PM Transcripts

Transcripts from the Prime Ministers of Australia

Howard, John

Period of Service: 11/03/1996 - 03/12/2007
Release Date:
25/04/1998
Release Type:
Speech
Transcript ID:
22682
Released by:
  • Howard, John
Commemorative Address at Hellfire Pass, Thailand

As we gather here to face the dawn,

We honour those who faced the night.

Not a night of rest, nor dreams,

Not a night of shared laughter or the warmth of homefire.

But a monstrous corruption of nature,

An eclipse of humanity itself.

And yet, when we look at the night sky,

the wonder we feel is surely for the stars, not the black veil behind them.

So too, our wonder is for these men, whose sparks of courage shine bright through the distance of time.

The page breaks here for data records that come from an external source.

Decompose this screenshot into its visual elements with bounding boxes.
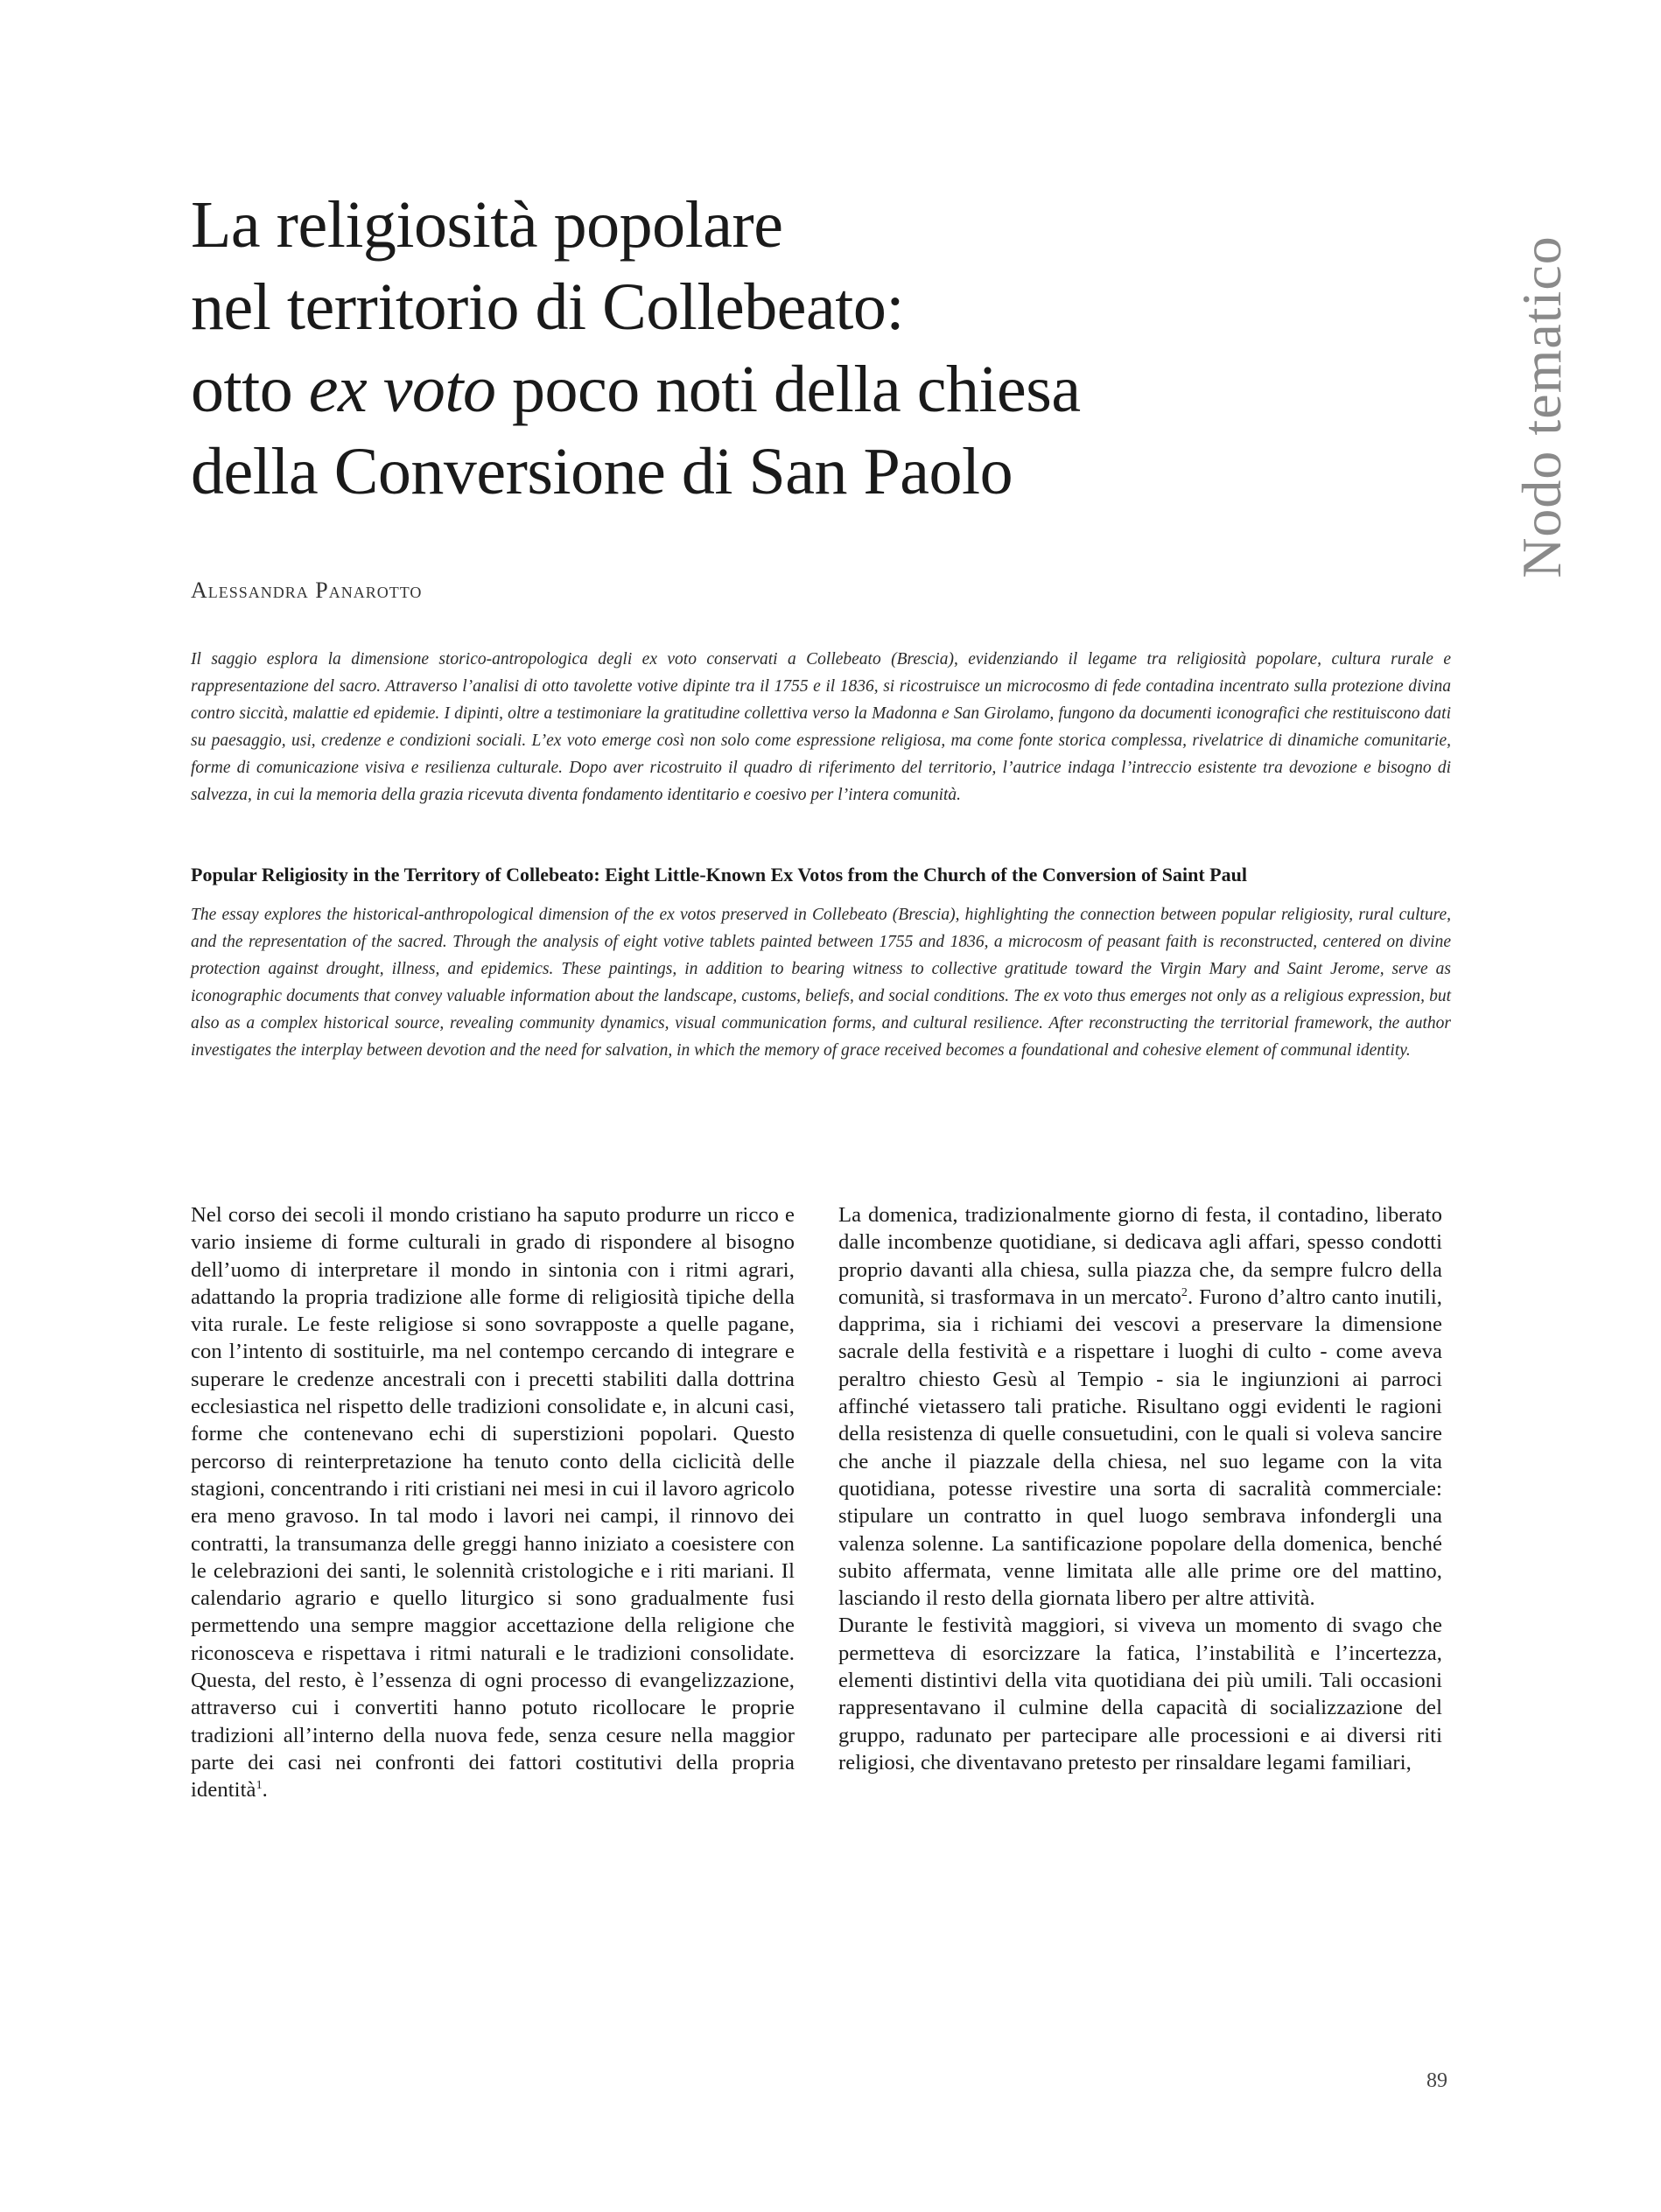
title-italic-ex-voto: ex voto bbox=[308, 353, 496, 426]
body-paragraph bbox=[191, 1201, 795, 1804]
author-name: Alessandra Panarotto bbox=[191, 578, 423, 603]
body-column-left bbox=[191, 1201, 795, 1804]
footnote-ref[interactable]: 1 bbox=[256, 1779, 263, 1793]
title-line-3-end: poco noti della chiesa bbox=[495, 353, 1081, 426]
body-paragraph bbox=[838, 1201, 1442, 1612]
sentence-end: . bbox=[262, 1778, 268, 1802]
page-number: 89 bbox=[1426, 2069, 1447, 2092]
article-title bbox=[191, 184, 1433, 513]
title-line-3-start: otto bbox=[191, 353, 309, 426]
section-side-label bbox=[1507, 223, 1577, 591]
title-line-1: La religiosità popolare bbox=[191, 188, 783, 262]
title-line-4: della Conversione di San Paolo bbox=[191, 435, 1013, 508]
english-title: Popular Religiosity in the Territory of Collebeato: Eight Little-Known Ex Votos from the Church of the Conversion of Saint Paul bbox=[191, 864, 1247, 886]
section-side-label-text: Nodo tematico bbox=[1510, 235, 1573, 578]
body-column-right bbox=[838, 1201, 1442, 1776]
body-paragraph: Durante le festività maggiori, si viveva un momento di svago che permetteva di esorcizzare la fatica, l’instabilità e l’incertezza, elementi distintivi della vita quotidiana dei più umili. Tali occasioni rappresentavano il culmine della capacità di socializzazione del gruppo, radunato per partecipare alle processioni e ai diversi riti religiosi, che diventavano pretesto per rinsaldare legami familiari, bbox=[838, 1614, 1442, 1774]
abstract-english: The essay explores the historical-anthropological dimension of the ex votos preserved in Collebeato (Brescia), highlighting the connection between popular religiosity, rural culture, and the representation of the sacred. Through the analysis of eight votive tablets painted between 1755 and 1836, a microcosm of peasant faith is reconstructed, centered on divine protection against drought, illness, and epidemics. These paintings, in addition to bearing witness to collective gratitude toward the Virgin Mary and Saint Jerome, serve as iconographic documents that convey valuable information about the landscape, customs, beliefs, and social conditions. The ex voto thus emerges not only as a religious expression, but also as a complex historical source, revealing community dynamics, visual communication forms, and cultural resilience. After reconstructing the territorial framework, the author investigates the interplay between devotion and the need for salvation, in which the memory of grace received becomes a foundational and cohesive element of communal identity. bbox=[191, 906, 1451, 1060]
body-paragraph-text: Nel corso dei secoli il mondo cristiano ha saputo produrre un ricco e vario insieme di forme culturali in grado di rispondere al bisogno dell’uomo di interpretare il mondo in sintonia con i ritmi agrari, adattando la propria tradizione alle forme di religiosità tipiche della vita rurale. Le feste religiose si sono sovrapposte a quelle pagane, con l’intento di sostituirle, ma nel contempo cercando di integrare e superare le credenze ancestrali con i precetti stabiliti dalla dottrina ecclesiastica nel rispetto delle tradizioni consolidate e, in alcuni casi, forme che contenevano echi di superstizioni popolari. Questo percorso di reinterpretazione ha tenuto conto della ciclicità delle stagioni, concentrando i riti cristiani nei mesi in cui il lavoro agricolo era meno gravoso. In tal modo i lavori nei campi, il rinnovo dei contratti, la transumanza delle greggi hanno iniziato a coesistere con le celebrazioni dei santi, le solennità cristologiche e i riti mariani. Il calendario agrario e quello liturgico si sono gradualmente fusi permettendo una sempre maggior accettazione della religione che riconosceva e rispettava i ritmi naturali e le tradizioni consolidate. Questa, del resto, è l’essenza di ogni processo di evangelizzazione, attraverso cui i convertiti hanno potuto ricollocare le proprie tradizioni all’interno della nuova fede, senza cesure nella maggior parte dei casi nei confronti dei fattori costitutivi della propria identità bbox=[191, 1203, 795, 1802]
title-line-3 bbox=[191, 348, 1433, 430]
title-line-2: nel territorio di Collebeato: bbox=[191, 270, 904, 344]
body-paragraph-text: . Furono d’altro canto inutili, dapprima, sia i richiami dei vescovi a preservare la dimensione sacrale della festività e a rispettare i luoghi di culto - come aveva peraltro chiesto Gesù al Tempio - sia le ingiunzioni ai parroci affinché vietassero tali pratiche. Risultano oggi evidenti le ragioni della resistenza di quelle consuetudini, con le quali si voleva sancire che anche il piazzale della chiesa, nel suo legame con la vita quotidiana, potesse rivestire una sorta di sacralità commerciale: stipulare un contratto in quel luogo sembrava infondergli una valenza solenne. La santificazione popolare della domenica, benché subito affermata, venne limitata alle alle prime ore del mattino, lasciando il resto della giornata libero per altre attività. bbox=[838, 1284, 1442, 1611]
footnote-ref[interactable]: 2 bbox=[1181, 1285, 1188, 1299]
body-paragraph-text: La domenica, tradizionalmente giorno di festa, il contadino, liberato dalle incombenze quotidiane, si dedicava agli affari, spesso condotti proprio davanti alla chiesa, sulla piazza che, da sempre fulcro della comunità, si trasformava in un mercato bbox=[838, 1203, 1442, 1309]
abstract-italian: Il saggio esplora la dimensione storico-antropologica degli ex voto conservati a Collebeato (Brescia), evidenziando il legame tra religiosità popolare, cultura rurale e rappresentazione del sacro. Attraverso l’analisi di otto tavolette votive dipinte tra il 1755 e il 1836, si ricostruisce un microcosmo di fede contadina incentrato sulla protezione divina contro siccità, malattie ed epidemie. I dipinti, oltre a testimoniare la gratitudine collettiva verso la Madonna e San Girolamo, fungono da documenti iconografici che restituiscono dati su paesaggio, usi, credenze e condizioni sociali. L’ex voto emerge così non solo come espressione religiosa, ma come fonte storica complessa, rivelatrice di dinamiche comunitarie, forme di comunicazione visiva e resilienza culturale. Dopo aver ricostruito il quadro di riferimento del territorio, l’autrice indaga l’intreccio esistente tra devozione e bisogno di salvezza, in cui la memoria della grazia ricevuta diventa fondamento identitario e coesivo per l’intera comunità. bbox=[191, 650, 1451, 804]
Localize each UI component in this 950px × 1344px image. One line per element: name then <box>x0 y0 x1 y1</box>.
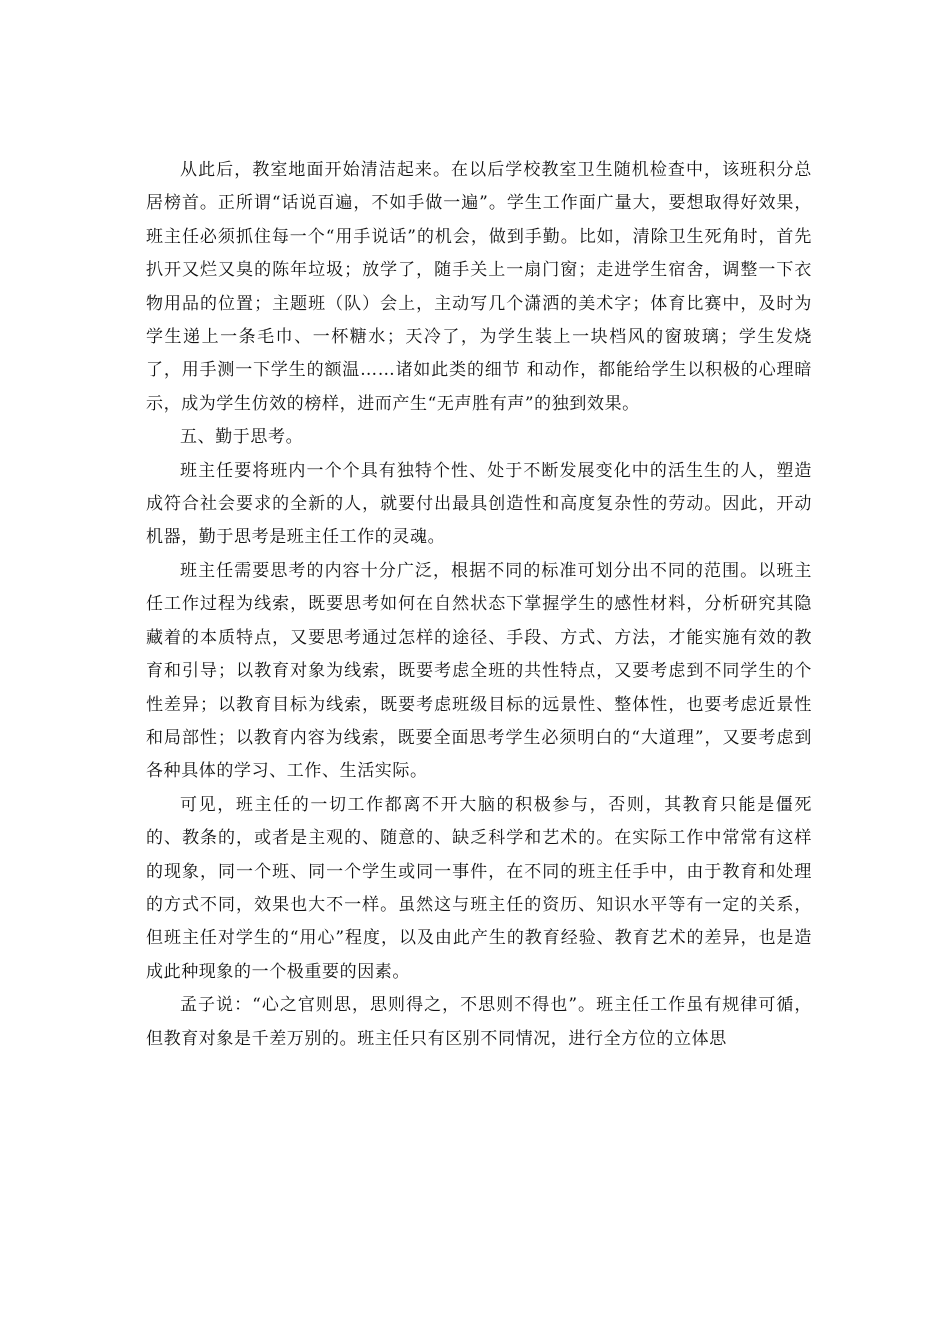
paragraph-thinking-soul: 班主任要将班内一个个具有独特个性、处于不断发展变化中的活生生的人，塑造成符合社会要求的全新的人，就要付出最具创造性和高度复杂性的劳动。因此，开动机器，勤于思考是班主任工作的灵魂。 <box>146 460 812 548</box>
paragraph-thinking-scope: 班主任需要思考的内容十分广泛，根据不同的标准可划分出不同的范围。以班主任工作过程为线索，既要思考如何在自然状态下掌握学生的感性材料，分析研究其隐藏着的本质特点，又要思考通过怎样的途径、手段、方式、方法，才能实施有效的教育和引导；以教育对象为线索，既要考虑全班的共性特点，又要考虑到不同学生的个性差异；以教育目标为线索，既要考虑班级目标的远景性、整体性，也要考虑近景性和局部性；以教育内容为线索，既要全面思考学生必须明白的“大道理”，又要考虑到各种具体的学习、工作、生活实际。 <box>146 560 812 782</box>
section-heading-thinking: 五、勤于思考。 <box>180 427 304 448</box>
paragraph-mencius-quote: 孟子说：“心之官则思，思则得之，不思则不得也”。班主任工作虽有规律可循，但教育对象是千差万别的。班主任只有区别不同情况，进行全方位的立体思 <box>146 995 812 1049</box>
document-page <box>146 154 812 1056</box>
paragraph-brain-participation: 可见，班主任的一切工作都离不开大脑的积极参与，否则，其教育只能是僵死的、教条的，或者是主观的、随意的、缺乏科学和艺术的。在实际工作中常常有这样的现象，同一个班、同一个学生或同一事件，在不同的班主任手中，由于教育和处理的方式不同，效果也大不一样。虽然这与班主任的资历、知识水平等有一定的关系，但班主任对学生的“用心”程度，以及由此产生的教育经验、教育艺术的差异，也是造成此种现象的一个极重要的因素。 <box>146 794 812 982</box>
paragraph-hands-on-effect: 从此后，教室地面开始清洁起来。在以后学校教室卫生随机检查中，该班积分总居榜首。正所谓“话说百遍，不如手做一遍”。学生工作面广量大，要想取得好效果，班主任必须抓住每一个“用手说话”的机会，做到手勤。比如，清除卫生死角时，首先扒开又烂又臭的陈年垃圾；放学了，随手关上一扇门窗；走进学生宿舍，调整一下衣物用品的位置；主题班（队）会上，主动写几个潇洒的美术字；体育比赛中，及时为学生递上一条毛巾、一杯糖水；天冷了，为学生装上一块档风的窗玻璃；学生发烧了，用手测一下学生的额温……诸如此类的细节 和动作，都能给学生以积极的心理暗示，成为学生仿效的榜样，进而产生“无声胜有声”的独到效果。 <box>146 160 812 414</box>
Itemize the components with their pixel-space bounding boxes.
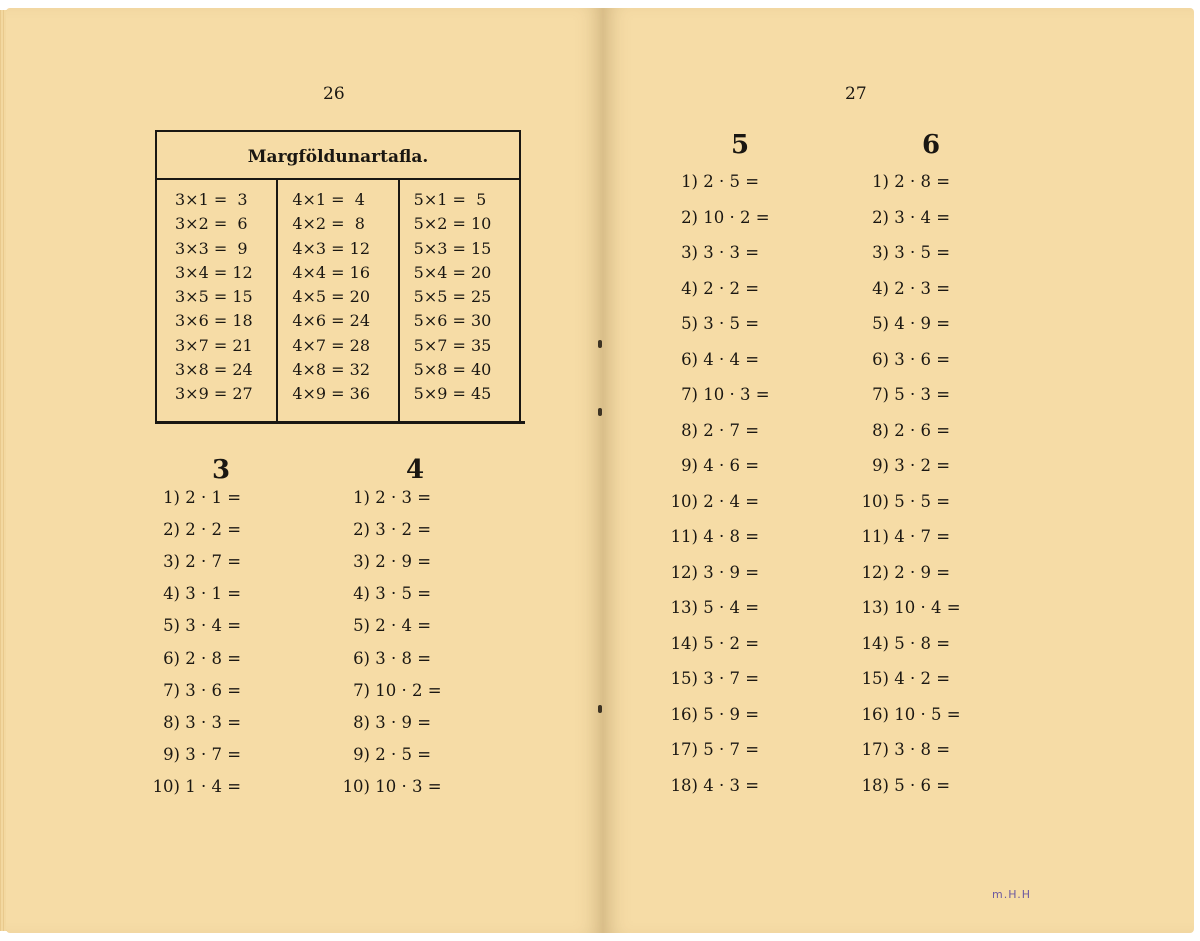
exercise-expression: 5 · 7 = (698, 740, 760, 759)
exercise-heading-6: 6 (922, 130, 941, 160)
exercise-item (664, 172, 759, 191)
table-entry: 5×2 = 10 (413, 214, 492, 234)
exercise-item (340, 488, 431, 507)
exercise-number: 12) (861, 562, 889, 582)
table-entry: 5×4 = 20 (413, 262, 492, 282)
exercise-number: 7) (353, 680, 370, 700)
exercise-expression: 2 · 8 = (889, 172, 951, 191)
exercise-number: 2) (163, 520, 180, 540)
exercise-expression: 3 · 8 = (370, 648, 432, 668)
exercise-item (664, 314, 759, 333)
exercise-expression: 2 · 9 = (889, 562, 951, 582)
exercise-number: 3) (872, 243, 889, 262)
exercise-expression: 2 · 7 = (180, 552, 242, 572)
exercise-expression: 3 · 3 = (180, 712, 242, 732)
exercise-expression: 10 · 5 = (889, 704, 961, 724)
exercise-item (150, 488, 241, 507)
exercise-number: 8) (163, 712, 180, 732)
exercise-number: 9) (163, 744, 180, 764)
table-entry: 3×4 = 12 (175, 262, 253, 282)
exercise-number: 1) (872, 172, 889, 191)
exercise-number: 1) (681, 172, 698, 191)
exercise-item (150, 649, 241, 668)
exercise-expression: 2 · 5 = (370, 744, 432, 764)
exercise-number: 1) (353, 488, 370, 507)
table-column-4 (276, 180, 397, 421)
exercise-item (855, 563, 950, 582)
exercise-expression: 2 · 6 = (889, 420, 951, 440)
exercise-item (664, 456, 759, 475)
table-entry: 4×1 = 4 (292, 190, 365, 209)
exercise-number: 5) (872, 314, 889, 333)
exercise-item (664, 492, 759, 511)
exercise-number: 13) (861, 598, 889, 617)
exercise-item (664, 243, 759, 262)
table-entry: 5×6 = 30 (413, 311, 492, 331)
exercise-expression: 5 · 4 = (698, 598, 760, 617)
exercise-number: 3) (353, 552, 370, 572)
table-entry: 3×8 = 24 (175, 360, 253, 380)
table-title: Margföldunartafla. (157, 132, 519, 180)
exercise-expression: 3 · 9 = (698, 562, 760, 582)
exercise-item (855, 350, 950, 369)
exercise-number: 6) (681, 349, 698, 369)
exercise-expression: 10 · 3 = (370, 776, 442, 796)
exercise-number: 3) (681, 243, 698, 262)
exercise-item (340, 649, 431, 668)
table-entry: 3×6 = 18 (175, 311, 253, 331)
table-entry: 4×4 = 16 (292, 262, 371, 282)
exercise-item (340, 777, 442, 796)
exercise-expression: 5 · 8 = (889, 633, 951, 653)
exercise-number: 6) (163, 648, 180, 668)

Their story of sacrifice and suffering, of constancy and compassion, illuminates the very essence of the Anzac spirit. For, of all our heroes, they were armed with human virtue alone and their victory was over the darkest recesses of the human heart.

To a superb tradition of self discipline under fire was added selflessness and ingenuity. To a heritage of wild reckless bravery was added cold calculated valour sustained for years.

To the world, proof was given that tyranny, in the end, has no power over the courage and decency of ordinary men and women.

It is an example to which we all aspire - as relevant in peace as to war, to our future as to our past.

And on this sacred day, at this most sacred place, we honour all Australian service men and women who gave or offered their lives in war.

We pay tribute to our veterans, unique Australians who have known the blessings and hardship of both conflict and peace.

On this day, we give grateful thanks to friends and allies who shared our danger, and we add our pledge that their loyalty will neither be forgotten nor unreturned.

On this day, we enrich ourselves for, it's been said, a nation reveals itself not only by the men it produces but by the men it honours, the men it remembers.

On this day most of all, we mourn the fallen - long years of love and talent lost, of potential unrealised, of generations unborn.

We would have them know of our firm and steadfast belief that they rest not in shades of darkness but bask in the brightness of an Australian sun.

We would have them know that we will remember them.